Только теперь стало ясно, что Бровкин пьян до звериного состояния, просто физическая подготовка не дает ему скиснуть и растянуться на снегу. И сейчас он действительно способен на любой самый страшный поступок.
Девушка решила идти напролом.
– Уходи, Артем, не нарывайся.
– Я – нарываюсь? У меня телку увели, а я нарываюсь? Да вы все охерели. Ах ты, Юленька-девуленька, мы с тобой еще поговорим, когда старого козла не будет рядом.
Девушка вспыхнула:
– Убирайся отсюда, придурок, если в тюрьму не хочешь.
– Придурок? Запомню.
– Уходи!
– А если хочу в тюрьму? Не подумала? – Он даже руками развел. – Братан мой старший отсидел, дядька отсидел, чем я хуже?
– Ты же спортсмен, как тебе не стыдно?
– Меня в универ взяли, потому что я супер. Я им медалей понатаскаю. Осыплю этих козлов золотом. – Он медленно подходил к крыльцу, и на быстрое отступление шансов становилось все меньше. – А ты знаешь, чем я попутно со спортом промышляю? Мой бизнес знаешь? Я кости вот таким козлам ломал с шестнадцати лет, – кивнул он на Горецкого. – Головы, как цыплятам, откручивал. И этому отверну, если захочу.
Юленька вытащила из кармана телефон и включила камеру:
– Давай, говори. В суде пригодится. Все говори!
– Снимаешь? Снимай, голуба. Телефон я твой все равно сломаю. А карту заставлю этого мудака разжевать и сожрать. Как вам такой поворот?
Враг был уже в десяти метрах от крыльца. Юленька отступила, но аппарат держала в руках.
– Пятнадцать секунд, – очень тихо сказал Горецкий своей спутнице. – Отвлеки его – напой что хочешь, но отвлеки. Я мигом.
– О чем ты?
– Сказал же: мигом.
– Бровкин, съемка окончена! – Он вырвал из рук девушки телефон и положил в карман. – Я готов откупиться, – громко и весело сообщил Горецкий. – Миллион рублей хватит? Сейчас вынесу. И девушку тоже вам верну? Идет?
– Чего? – усмехнулся Бровкин.
От удивления он даже остановился. Он плохо соображал, в шутку это или всерьез.

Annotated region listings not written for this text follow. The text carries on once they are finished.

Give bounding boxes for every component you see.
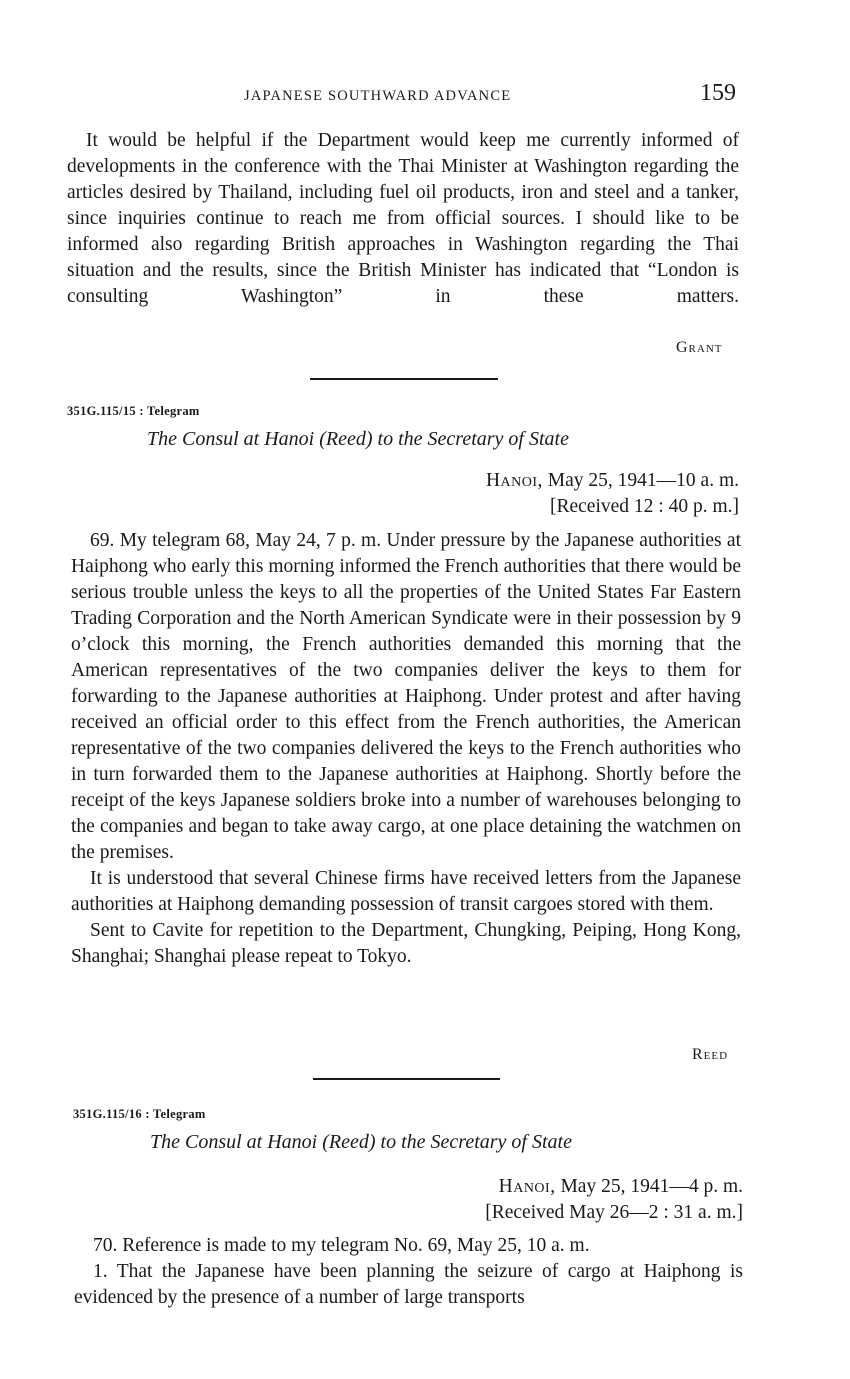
paragraph: 69. My telegram 68, May 24, 7 p. m. Under pressure by the Japanese authorities at Haiphong who early this morning informed the French authorities that there would be serious trouble unless the keys to all the properties of the United States Far Eastern Trading Corporation and the North American Syndicate were in their possession by 9 o’clock this morning, the French authorities demanded this morning that the American representatives of the two companies deliver the keys to them for forwarding to the Japanese authorities at Haiphong. Under protest and after having received an official order to this effect from the French authorities, the American representative of the two companies delivered the keys to the French authorities who in turn forwarded them to the Japanese authorities at Haiphong. Shortly before the receipt of the keys Japanese soldiers broke into a number of warehouses belonging to the companies and began to take away cargo, at one place detaining the watchmen on the premises. xyxy=(71,530,741,863)
dateline-place: Hanoi, xyxy=(498,1176,556,1197)
section-divider xyxy=(310,378,498,380)
signature-reed: Reed xyxy=(692,1046,729,1063)
paragraph: Sent to Cavite for repetition to the Department, Chungking, Peiping, Hong Kong, Shanghai; Shanghai please repeat to Tokyo. xyxy=(71,920,741,967)
signature-grant: Grant xyxy=(676,339,723,356)
dateline-place: Hanoi, xyxy=(485,470,543,491)
telegram-69-body xyxy=(71,528,741,970)
page-number: 159 xyxy=(700,80,736,106)
paragraph: 70. Reference is made to my telegram No. 69, May 25, 10 a. m. xyxy=(93,1235,590,1256)
dateline xyxy=(485,1174,743,1226)
running-head: JAPANESE SOUTHWARD ADVANCE xyxy=(244,88,512,104)
document-heading: The Consul at Hanoi (Reed) to the Secretary of State xyxy=(147,428,569,450)
dateline-date: May 25, 1941—10 a. m. xyxy=(547,470,739,491)
paragraph: It is understood that several Chinese firms have received letters from the Japanese authorities at Haiphong demanding possession of transit cargoes stored with them. xyxy=(71,868,741,915)
dateline xyxy=(486,468,739,520)
received-note: [Received 12 : 40 p. m.] xyxy=(550,496,739,517)
file-reference: 351G.115/16 : Telegram xyxy=(73,1107,206,1121)
section-divider xyxy=(313,1078,500,1080)
received-note: [Received May 26—2 : 31 a. m.] xyxy=(485,1202,743,1223)
telegram-70-body xyxy=(74,1233,743,1311)
file-reference: 351G.115/15 : Telegram xyxy=(67,404,200,418)
dateline-date: May 25, 1941—4 p. m. xyxy=(560,1176,743,1197)
document-heading: The Consul at Hanoi (Reed) to the Secretary of State xyxy=(150,1131,572,1153)
paragraph: It would be helpful if the Department would keep me currently informed of developments in the conference with the Thai Minister at Washington regarding the articles desired by Thailand, including fuel oil products, iron and steel and a tanker, since inquiries continue to reach me from official sources. I should like to be informed also regarding British approaches in Washington regarding the Thai situation and the results, since the British Minister has indicated that “London is consulting Washington” in these matters. xyxy=(67,130,739,307)
paragraph: 1. That the Japanese have been planning the seizure of cargo at Haiphong is evidenced by the presence of a number of large transports xyxy=(74,1261,743,1308)
grant-telegram-body xyxy=(67,128,739,310)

– О чем ты? – обернулась Юленька.
Но Горецкий уже заходил в дом.
– Лимон дашь, чтобы морду сохранить? – вопросил ночной гость. – Яйца, печень и почки? Слишком маленькая компенсация. Ты не у меня дома, в Задрыщенске, а в Москве. Три лимона гони, падла! – крикнул он так, чтобы и в доме было слышно. – Мне пригодится! Тачку новую куплю. Чмошник, вот чмошник, – приговаривал он в сторону прикрытой двери. – Ну, Юлька, и нашла ты себе чмурло. Вот ссыкун! Ну и ссыкун, – стоял на дорожке и, смеясь, качал головой спортсмен. – И тебя я сейчас увезу, девуля. Ты у меня сегодня поработаешь.
– Что? – отступила назад Юля.
– А то – и так и сяк поработаешь, – сладострастно добавил спортсмен. – Я скучал, красавица.
Горецкий появился ровно через пятнадцать секунд, как и обещал. В его руке был уже заряженный арбалет, за спиной – колчан с десятком стрел.
– Это чо такое? – кивнул на оружие Бровкин. – Это типа стреляет?
– Горислав, ты что? – горячо прошептала Юленька.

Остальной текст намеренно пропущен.